雑誌ジャーナリズム復権に向けた調査報道の意義と可能性 大重史朗 (2013年5月 春季研究発表会)

雑誌ジャーナリズム復権に向けた調査報道の意義と可能性――出版文化存続への一考察
(2013年5月 春季研究発表会)

大重史朗

 わが国の出版文化の一翼を担う雑誌ジャーナリズムは,昨今の出版不況と若者の活字離れが影響し,売り上げ部数が低迷を続けている上に,編集部側は経費節減のため,人員やページ数も抑制している現状がある。1990年代ごろまでは50万部以上の発行部数を誇っていた老舗の週刊誌でも,現在の発行部数や売り上げ部数は,それぞれ,当時の半分以下になっている。一部の雑誌はウエブ版と併用し,課金制なども一部導入し読者獲得に努力しているが,新聞同様,インターネットが盛んな時代に,紙媒体に加えてウエブ版として課金をした上で情報発信したとしても,定期購読者層の獲得は相当,限られている。
 そもそも雑誌,とくに週刊誌は,新聞やテレビで報じることができない世の中の動きや真相を細かく取材・分析した記事を載せてきたのが特徴で,社会人がいわば効率よく「世渡り」をしていく上での「虎の巻」的な側面をもっていた。

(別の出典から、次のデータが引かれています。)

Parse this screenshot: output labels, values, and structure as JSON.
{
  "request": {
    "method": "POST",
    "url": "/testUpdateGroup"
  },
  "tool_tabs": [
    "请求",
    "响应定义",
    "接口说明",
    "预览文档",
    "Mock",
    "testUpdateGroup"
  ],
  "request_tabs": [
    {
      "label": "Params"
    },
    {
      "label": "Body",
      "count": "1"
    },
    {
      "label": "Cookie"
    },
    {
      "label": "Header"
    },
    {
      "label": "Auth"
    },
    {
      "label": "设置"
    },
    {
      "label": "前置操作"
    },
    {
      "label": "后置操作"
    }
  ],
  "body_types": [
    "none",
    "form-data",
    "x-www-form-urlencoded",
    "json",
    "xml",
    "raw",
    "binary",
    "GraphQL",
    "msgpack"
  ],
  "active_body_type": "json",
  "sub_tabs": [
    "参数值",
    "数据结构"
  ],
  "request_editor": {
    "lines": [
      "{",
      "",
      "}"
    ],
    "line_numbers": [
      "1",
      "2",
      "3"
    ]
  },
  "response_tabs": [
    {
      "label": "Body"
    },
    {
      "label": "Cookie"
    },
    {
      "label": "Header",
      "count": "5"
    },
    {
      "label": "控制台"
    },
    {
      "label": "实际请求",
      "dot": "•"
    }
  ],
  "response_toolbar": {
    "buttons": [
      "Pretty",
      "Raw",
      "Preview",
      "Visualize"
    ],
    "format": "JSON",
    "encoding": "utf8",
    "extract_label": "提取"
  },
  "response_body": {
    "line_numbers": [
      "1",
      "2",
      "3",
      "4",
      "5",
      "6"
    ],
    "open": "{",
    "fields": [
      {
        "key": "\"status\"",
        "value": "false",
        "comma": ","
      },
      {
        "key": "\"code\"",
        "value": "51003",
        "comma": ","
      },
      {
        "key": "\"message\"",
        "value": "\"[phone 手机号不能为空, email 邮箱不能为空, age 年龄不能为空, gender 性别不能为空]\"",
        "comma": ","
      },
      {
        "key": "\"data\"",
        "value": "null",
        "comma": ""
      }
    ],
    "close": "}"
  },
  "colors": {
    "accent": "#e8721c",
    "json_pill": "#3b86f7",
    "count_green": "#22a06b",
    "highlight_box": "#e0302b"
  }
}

しかし,インターネットを通じて「検索」すれば,だれでも瞬時に情報を得られるようになり,一般市民の立場からは「ネットの情報は無料で得られる」という意識が高まり,紙媒体である雑誌に金を出してでも得たいと思うだけの情報は,実際問題として少なくなっているのが現状である。
 雑誌製作者側も政治や経済など「硬派もの」をはじめ,かつてのような有名人のスキャンダル話などには読者の興味は薄弱化し,支持を得られず,どんな特集を組んでも売り上げに直結し「大スクープ」に結びつく企画は,なかなか思いつかず,また,努力して獲得することもままならない,といった現実に悩まされているのが現状である。
 しかし,長い目でみると,雑誌文化は文芸春秋や中央公論,婦人公論など日本社会の言論・表現の自由を貫くため,続いてきた日本の伝統文化でもあり,単にウエブ時代にとってかわられるものだとは割り切れない面がある。かといってこれまで通りの編集・発行方針を続けていたのでは,部数減が進むのを,指をくわえて見ているだけとなりかねない。
 一方,同じ活字文化の一つである新聞の報道部門が,ネット情報や検索サイトとすみ分けるために力を入れているのが,新聞社や記者個人の取材力を活用した「調査報道」である。これまでにもリクルート事件や遺跡発掘捏造事件報道のスクープ記事は新聞社の十八番とみられてきたが,かつて,立花隆氏がスクープしたロッキード事件は,文芸春秋を舞台に脚光を浴びた報道手法だった。現在,調査報道は,「権力や権威によって社会的に認められている機関や組織,個人が隠したがる不正や腐敗,怠慢の事実を自らの調査能力で発掘し,自社の責任で報道すること」(注1)と定義づけられている。雑誌ジャーナリズムの生き残り策として,この調査報道の形態に目を向けることが必要ではないだろうか。
 しかしながら,調査報道は,いつ記事化して結果を出せるか不透明である一方で,人件費など,経費がかかるジャンルである。そこで考えられるのが,米国で盛んな非営利組織(NPO)の形態をとる調査報道機関が日本でも今後,出現し始め,調査報道NPOといった組織と既存の雑誌メディアとが協力して取材活動ができないかということである。
 NPO法人は非営利組織のことで,民間でありながら営利を目的としない組織であると定義づけられる(注2)。1998年に特定非営利活動促進法(いわゆるNPO法)が成立して以来,福祉や教育,環境保護などさまざまなジャンルでNPOの設立が盛んになっている。NPOは組織である以上,社会にかけがえのない,社会的欲求を満たすことが求められている(注3)。
 こうした定義づけから,「公共の利益」のために真実を追求する報道活動は,NPO組織の存在と親和性があると考えられる。ただ,調査報道NPOが国内に存続していくためには,日本人の寄付意識が強まることが期待される。NPOへの寄付文化がさらに国内で広がれば,調査報道NPOの運営基盤も確固たるものとなることが予想できる。ただし,NPOとして寄付を受けても,単に仕事を請け負う立場ではなく,公共の利益に則った,報道の中立性は保たれ続けられることを忘れてはならないといえよう。

【参考文献】
(注1)小俣一平「調査報道の社会史」『放送研究と調査』(2009年3月)
(注2)田尾雅夫・吉田忠彦『非営利組織論』有斐閣(2009年11月)
(注3)田尾雅夫・川野祐二『ボランティア・NPOの組織論』学陽書房(2004年4月)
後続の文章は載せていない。